Kurzum, die Diesel-Affäre muss Anlass für etwas ganz Neues sein, für einen Einstieg in die Mobilitätspolitik der Zukunft. Wie wollen wir uns von A nach B bewegen, mit welchen Mitteln, damit Wirtschaftlichkeit und Umwelt gewahrt werden? Das muss gerade mit denen erörtert werden, die die Autokonzerne lenken, einen mächtigen Industriezweig. Im Inland bietet er Millionen Jobs, im Ausland bestimmt er über das Qualitätssiegel „Made in Germany“ das Bild der Deutschen mit und erlöst Milliarden, viele Milliarden Gewinn. Die Diskussion muss geführt werden, weil es sonst noch ein Betrug wäre, nämlich keine Debatte.

Was ist zu tun? Zunächst einmal muss die Bundeskanzlerin etwas wagen, was noch keiner ihrer Amtsvorgänger gewagt hat: sich notfalls mit der Autoindustrie anzulegen. Denn eben wegen der Gewinne ist es schier unvorstellbar, dass jetzt zuallererst der Staat wieder Geld ausgibt, um den Schaden zu verringern, den die Konzerne selbst angerichtet haben. Das werden die Herren schon wollen. Aber es darf nicht so laufen, diejenigen dafür auch noch quasi zu honorieren, dass sie den Grund für weltweite Empörung liefern, vor Gerichte gestellt werden und dem Standort Deutschland schaden.
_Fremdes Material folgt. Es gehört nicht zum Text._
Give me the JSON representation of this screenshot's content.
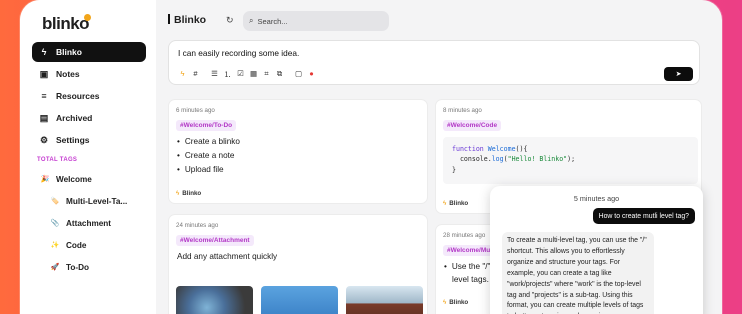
{
  "app": {
    "logo": "blinko"
  },
  "sidebar": {
    "items": [
      {
        "label": "Blinko",
        "icon": "bolt-icon"
      },
      {
        "label": "Notes",
        "icon": "notes-icon"
      },
      {
        "label": "Resources",
        "icon": "database-icon"
      },
      {
        "label": "Archived",
        "icon": "archive-icon"
      },
      {
        "label": "Settings",
        "icon": "gear-icon"
      }
    ],
    "tags_title": "TOTAL TAGS",
    "tags": [
      {
        "label": "Welcome",
        "emoji": "🎉"
      },
      {
        "label": "Multi-Level-Ta...",
        "emoji": "🏷️"
      },
      {
        "label": "Attachment",
        "emoji": "📎"
      },
      {
        "label": "Code",
        "emoji": "✨"
      },
      {
        "label": "To-Do",
        "emoji": "🚀"
      }
    ]
  },
  "header": {
    "title": "Blinko",
    "search_placeholder": "Search..."
  },
  "editor": {
    "text": "I can easily recording some idea."
  },
  "cards": {
    "todo": {
      "time": "6 minutes ago",
      "tag": "#Welcome/To-Do",
      "items": [
        "Create a blinko",
        "Create a note",
        "Upload file"
      ],
      "footer": "Blinko"
    },
    "code": {
      "time": "8 minutes ago",
      "tag": "#Welcome/Code",
      "footer": "Blinko"
    },
    "attachment": {
      "time": "24 minutes ago",
      "tag": "#Welcome/Attachment",
      "text": "Add any attachment quickly"
    },
    "multilevel": {
      "time": "28 minutes ago",
      "tag": "#Welcome/Mu",
      "line1": "Use the \"/\"",
      "line2": "level tags.",
      "footer": "Blinko"
    }
  },
  "chat": {
    "time": "5 minutes ago",
    "question": "How to create mutli level tag?",
    "answer": "To create a multi-level tag, you can use the \"/\" shortcut. This allows you to effortlessly organize and structure your tags. For example, you can create a tag like \"work/projects\" where \"work\" is the top-level tag and \"projects\" is a sub-tag. Using this format, you can create multiple levels of tags to better categorize and organize your"
  },
  "colors": {
    "accent": "#c53bd0",
    "bolt": "#f2a51a",
    "active_bg": "#111111"
  }
}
Der Diesel wird nicht so schnell vom Markt verschwinden

Stattdessen muss ihnen erst einmal abverlangt werden, etliche Milliarden für die nötigen Umrüstungen und für Schadenersatz bereitzustellen. Wohlgemerkt: Milliarden, nicht Millionen. 19 Millionen Pendler gibt es in der Bundesrepublik; viele haben, um Kosten zu sparen, Dieselfahrzeuge angeschafft. Die alle zu identifizieren, ihnen, wo nötig, schnell zu helfen, ist ein Weg. Und sei es wie in Amerika durch den Rückkauf von Modellen. Damit tun die Konzerne etwas für die enttäuschten, getäuschten Menschen, und für sich: Sie bauen neues Vertrauen auf in ihre mehrmals bekundete Bereitschaft, die Schäden zu beheben. Auch das gehört zur Marktwirtschaft.
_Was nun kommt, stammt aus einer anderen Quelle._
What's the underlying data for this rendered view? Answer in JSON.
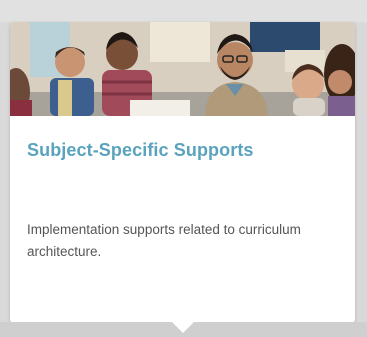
{
  "card": {
    "title": "Subject-Specific Supports",
    "description": "Implementation supports related to curriculum architecture.",
    "image_subject": "teacher-with-students-photo"
  },
  "colors": {
    "title": "#5aa3bf",
    "description": "#555555",
    "card_background": "#ffffff",
    "page_background": "#d9d9d9"
  }
}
Nun wird der Diesel, überhaupt der Verbrennungsmotor nicht so schnell vom Markt verschwinden. Damit es aber schneller geht, kann hier der Staat hilfsweise mitmachen: mit einer neuen, zeitlich begrenzten Abwrackprämie, die den Ablösungsprozess beschleunigt. Allerdings nur bei vorheriger Selbstverpflichtung der Konzerne, dass sie ihrer Verantwortung gerecht werden. Und zwar bevor die Gerichte sie dazu verurteilen.

Gemeinsame Verantwortung ist dann, mehr elektromobile Autos auf die Straßen zu bringen. Erinnern wir uns an den großen Plan, dass es bis 2020 eine Million sein sollten. Wo sind alle die kostengünstigen Hybrid-Fahrzeuge, die helfen, sich neu zu orientieren? Auch die Regierung ist hier in der Bringschuld, denn die Wirklichkeit ist eklatant anders.

Umsteuern ist möglich. Für eine Wende hin zu einer Welt, in der Klimaschutzvorgaben und Arbeitsplätze, Marktwirtschaft und Ökologie keine Gegensätze sind, sondern Motoren der Entwicklung. Dazu reichen schmalspurige Beschlüsse auf dem Gipfel nicht aus. So wie es ist, kann es nicht bleiben, das wissen zumal die Herren der Konzerne. Sie könnten die Entwicklung noch viel stärker vorantreiben. Wollen sie? Sie müssen. Immer mehr Politiker denken an Zwangsmaßnahmen wie Fahrverbote. Das spielt der Kanzlerin in die Hände. Aber Merkel muss es auch wollen. Sie muss das Umsteuern wagen, sie vorneweg. Bei der Entwicklung darf sich keiner selbst betrügen.